En la ciencia económica es cada vez más frecuente el reconocimiento de que se hace imprescindible adoptar una clara posición sobre los problemas de la economía normativa para realizar una mejor práctica de la economía positiva. Incluso, como ha visto con claridad D. Hausman, nociones tan básicas como la satisfacción de las preferencias presuponen un componente normativo que es conveniente hacer explícito, ya que muchos economistas al no querer entrar en los terrenos valorativos de la filosofía practican toda suerte de ingenuos compromisos de valor [4] .
Sin duda, para muchos el Nobel a Sen se hizo esperar demasiado. Como anécdota valga recordar que en su familia el tema era evitado cada primera quincena de Octubre; como lo expresaba en 1998 su madre, Ms Amita Sen, a sus 87 años: "No me lo creo, ya que tantas veces nuestras expectativas han quedado sin cumplirse.

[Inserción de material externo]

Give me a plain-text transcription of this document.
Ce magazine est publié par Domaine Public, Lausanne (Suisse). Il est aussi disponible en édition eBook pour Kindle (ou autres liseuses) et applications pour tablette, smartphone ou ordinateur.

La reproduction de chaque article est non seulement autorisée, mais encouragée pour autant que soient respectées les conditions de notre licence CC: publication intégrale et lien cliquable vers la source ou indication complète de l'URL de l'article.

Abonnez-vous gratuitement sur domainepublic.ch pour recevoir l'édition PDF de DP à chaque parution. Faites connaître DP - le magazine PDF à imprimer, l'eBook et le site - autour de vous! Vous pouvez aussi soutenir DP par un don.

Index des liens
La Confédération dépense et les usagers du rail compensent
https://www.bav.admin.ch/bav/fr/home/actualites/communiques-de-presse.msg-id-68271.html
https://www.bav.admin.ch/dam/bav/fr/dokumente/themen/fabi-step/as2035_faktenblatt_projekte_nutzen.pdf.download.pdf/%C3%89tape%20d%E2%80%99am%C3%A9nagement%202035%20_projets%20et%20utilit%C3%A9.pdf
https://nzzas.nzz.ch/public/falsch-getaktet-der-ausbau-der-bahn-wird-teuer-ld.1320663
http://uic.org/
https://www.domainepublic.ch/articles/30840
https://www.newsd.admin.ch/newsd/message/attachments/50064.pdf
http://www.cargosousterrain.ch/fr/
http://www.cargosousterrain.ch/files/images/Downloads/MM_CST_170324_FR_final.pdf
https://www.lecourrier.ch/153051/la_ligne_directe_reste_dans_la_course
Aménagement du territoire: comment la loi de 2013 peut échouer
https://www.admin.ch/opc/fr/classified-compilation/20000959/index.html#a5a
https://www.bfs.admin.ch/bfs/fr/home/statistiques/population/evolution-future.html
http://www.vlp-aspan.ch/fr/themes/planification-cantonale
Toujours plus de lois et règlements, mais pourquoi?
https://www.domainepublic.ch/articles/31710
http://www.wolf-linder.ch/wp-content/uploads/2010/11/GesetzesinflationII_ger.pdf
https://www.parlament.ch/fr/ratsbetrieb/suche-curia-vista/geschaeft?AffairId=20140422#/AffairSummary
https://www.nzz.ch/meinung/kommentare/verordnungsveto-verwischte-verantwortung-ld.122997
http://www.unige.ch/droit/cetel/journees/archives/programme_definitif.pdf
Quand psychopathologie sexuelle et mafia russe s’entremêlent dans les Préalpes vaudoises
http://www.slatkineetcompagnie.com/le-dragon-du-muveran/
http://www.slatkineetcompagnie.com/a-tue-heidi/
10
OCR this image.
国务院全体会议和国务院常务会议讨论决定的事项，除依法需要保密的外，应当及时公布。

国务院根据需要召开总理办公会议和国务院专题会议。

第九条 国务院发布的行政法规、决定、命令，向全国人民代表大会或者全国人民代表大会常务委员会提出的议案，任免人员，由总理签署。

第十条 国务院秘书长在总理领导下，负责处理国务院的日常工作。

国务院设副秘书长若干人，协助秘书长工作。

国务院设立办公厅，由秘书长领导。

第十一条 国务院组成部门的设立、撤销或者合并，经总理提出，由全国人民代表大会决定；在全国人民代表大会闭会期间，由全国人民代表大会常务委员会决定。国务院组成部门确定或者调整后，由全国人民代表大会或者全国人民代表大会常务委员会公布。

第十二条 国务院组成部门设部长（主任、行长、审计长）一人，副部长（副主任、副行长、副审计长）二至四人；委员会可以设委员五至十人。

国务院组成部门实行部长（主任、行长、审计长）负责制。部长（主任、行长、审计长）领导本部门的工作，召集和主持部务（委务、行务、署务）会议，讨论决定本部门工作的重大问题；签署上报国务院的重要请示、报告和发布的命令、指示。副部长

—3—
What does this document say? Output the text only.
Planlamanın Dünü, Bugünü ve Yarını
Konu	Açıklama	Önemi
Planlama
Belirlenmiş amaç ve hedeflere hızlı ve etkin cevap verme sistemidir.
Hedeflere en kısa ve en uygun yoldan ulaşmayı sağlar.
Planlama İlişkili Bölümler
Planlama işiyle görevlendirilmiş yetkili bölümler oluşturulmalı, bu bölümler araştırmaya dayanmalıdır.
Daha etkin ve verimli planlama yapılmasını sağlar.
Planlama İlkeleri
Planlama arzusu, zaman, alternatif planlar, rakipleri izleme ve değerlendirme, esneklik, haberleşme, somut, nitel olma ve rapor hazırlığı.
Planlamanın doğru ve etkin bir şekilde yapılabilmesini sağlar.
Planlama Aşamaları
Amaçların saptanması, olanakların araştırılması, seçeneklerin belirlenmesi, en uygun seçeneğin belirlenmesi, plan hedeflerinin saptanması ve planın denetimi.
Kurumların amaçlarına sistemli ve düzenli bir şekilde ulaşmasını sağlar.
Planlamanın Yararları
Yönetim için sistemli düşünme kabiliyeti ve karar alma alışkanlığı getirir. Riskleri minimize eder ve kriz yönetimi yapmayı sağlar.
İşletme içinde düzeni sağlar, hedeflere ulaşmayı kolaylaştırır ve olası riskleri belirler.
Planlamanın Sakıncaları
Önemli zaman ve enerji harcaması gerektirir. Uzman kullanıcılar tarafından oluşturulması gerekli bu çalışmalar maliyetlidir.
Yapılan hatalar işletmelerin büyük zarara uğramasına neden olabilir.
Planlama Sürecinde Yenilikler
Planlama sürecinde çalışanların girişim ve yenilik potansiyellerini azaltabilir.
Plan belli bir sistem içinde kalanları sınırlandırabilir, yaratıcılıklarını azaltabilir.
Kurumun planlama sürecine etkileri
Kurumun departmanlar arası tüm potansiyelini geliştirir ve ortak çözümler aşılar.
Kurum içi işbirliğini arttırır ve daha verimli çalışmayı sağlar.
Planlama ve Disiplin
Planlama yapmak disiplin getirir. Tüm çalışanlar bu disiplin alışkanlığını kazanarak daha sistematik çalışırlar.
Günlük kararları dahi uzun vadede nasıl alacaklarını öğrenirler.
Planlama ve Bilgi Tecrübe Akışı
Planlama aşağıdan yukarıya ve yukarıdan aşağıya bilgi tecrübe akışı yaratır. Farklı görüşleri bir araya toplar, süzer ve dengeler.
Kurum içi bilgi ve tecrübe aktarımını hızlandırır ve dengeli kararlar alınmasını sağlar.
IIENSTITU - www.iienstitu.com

Lo creeré solamente cuando vea la comunicación oficial, aunque ahora que estoy recibiendo tantas llamadas (...) he empezado a creerme que mi hijo lo ha conseguido. Ahora me siento muy feliz".
En Abril de 1994, la Universidad de Valencia (España) le invistió como doctor Honoris Causa. Con tal motivo dicha Universidad publicó (1995) una compilación de sus trabajos bajo el título de Nueva economía del bienestar, seleccionados por José Casas Pardo. La selección permite hacerse una idea general del trabajo de Sen y constituye una ayuda de primer orden para quienes deseen iniciarse en la obra de este autor. El trabajo introductorio del mismo Casas Pardo es una estupenda síntesis de la mayor parte de las extraordinarias contribuciones de Sen a las ciencias sociales contemporáneas. Es oportuno recordar ahora la opinión que Casas Pardo expresa en su introducción: "Amartya Kumar Sen es sin duda el economista que más se ha preocupado de analizar la interrelación entre Ética y Economía (...) resulta refrescante y notable encontrar una figura como la de Sen (al que, por cierto, muchos piensan que ya se le debería haber concedido el Premio Nobel de Economía), que muestra unas inquietudes tan arraigadas por la Ética, los derechos de los individuos, la justicia y la libertad." (op. cit., pág. 25).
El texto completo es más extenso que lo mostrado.